THERE is in the collection of prophecies known as the Book of Isaiah, a cycle sometimes described as the Messianic prophecies, and sometimes as "the Servant." These represent the picture, drawn by the writer, of the conditions which would surround the man who should act in such obedience to Principle as to have earned the title of the servant of Jehovah. The author saw clearly that the course of the servant would be marked with righteousness. He saw that he would be a man of extraordinary gentleness and yet of extraordinary strength. In his presence the wolf would dwell with the lamb, and the leopard lie down with the kid, nevertheless he would smite the earth with the rod of his mouth, and with the breath of his lips slay the wicked. But the prophet saw much further than this. He realized the terrific moral fermentation which the presence of such a teacher would arouse, and the inevitable chemicalization which would dog his footsteps. Therefore he pictured him as despised and rejected, as a man of sorrows, and acquainted with grief. He was to bear the transgressions of the world, and to be wounded for those transgressions. That was the view taken by the writer, presumably in the third century before the Christian era, of the man who should engage in the contest of good with evil. It was a natural view to a man writing midst the surroundings of the eastern world of those days. But it was very far from being the whole truth.

Some three centuries later the servant walked in the flesh in Palestine, and the story of his ministry is recorded in the Gospels. The prophet in his eastern home had not had Jesus of Nazareth in his mind's eye when he was writing, but his knowledge of Principle had enabled him to know, with unfailing sagacity, exactly what would happen, given the conditions he pictured. What, in the somber surroundings of his time, he failed to realize was that the sorrows of righteousness were coupled with the joys of righteousness, and that whilst the sorrows were for the unredeemed neighbors of the servant, the joys were for himself and for those who, like himself, understood Principle. Christ Jesus, also, drew his picture of the servant, but it was not set forth with the same unrelieved depression as that of the earlier prophet. He saw the servant in the good shepherd as opposed to the hireling; he saw him in the wise virgins as opposed to the foolish; and he saw him in the good steward who multiplied his talents in contradistinction to the wicked and slothful steward who was satisfied with burying his. The wise virgins and the good steward gained the reward of their obedience to Principle. The first went in to the marriage feast, whilst of the second it was said, "Well done, thou good and faithful servant: thou hast been faithful over a few things, I will make thee ruler over many things: enter thou into the joy of thy lord."
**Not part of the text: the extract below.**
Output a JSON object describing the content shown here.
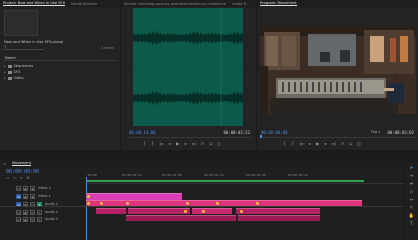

Nobody ever realized all this more clearly than Mrs. Eddy. On page 117 of "Miscellaneous Writings" she says, "I agree with Rev. Dr. Talmage, that 'there are wit, humor, and enduring vivacity among God's people.' " The outcome of well-doing is joy not sorrow, though in the struggle to do well there may be dark hours enough. Not that there is not a tremendous joy in overcoming. But real joy, spiritual and indestructible, comes only as the individual succeeds in demonstrating the nothingness of matter and the emptiness of the pleasures of the flesh. "The 'man of sorrows,' " Mrs. Eddy writes, on page 52 of Science and Health, "best understood the nothingness of material life and intelligence and the mighty actuality of all-inclusive God, good." It was the struggle away from every vestige of the flesh, with its accompanying realization of the hideous mockery of human appetites and pleasures, which constituted him the man of sorrows. He saw a world rushing upon its doom, in its passionate hates and fears, and rejecting what alone could heal and save it, and in the bitterness of the sight he cried out, "O Jerusalem, Jerusalem, thou that killest the prophets, and stonest them which are sent unto thee, how often would I have gathered thy children together, even as a hen gathereth her chickens under her wings, and ye would not!" But he knew, as Mrs. Eddy has told us, on page 298 of Science and Health, out of her experience gained from studying his career, that "When the real is attained, which is announced by Science, joy is no longer a trembler, nor is hope a cheat." Therefore was he able to proclaim so positively that the king would one day say to those who had served him truly, "Come, ye blessed of my Father, inherit the kingdom prepared for you from the foundation of the world."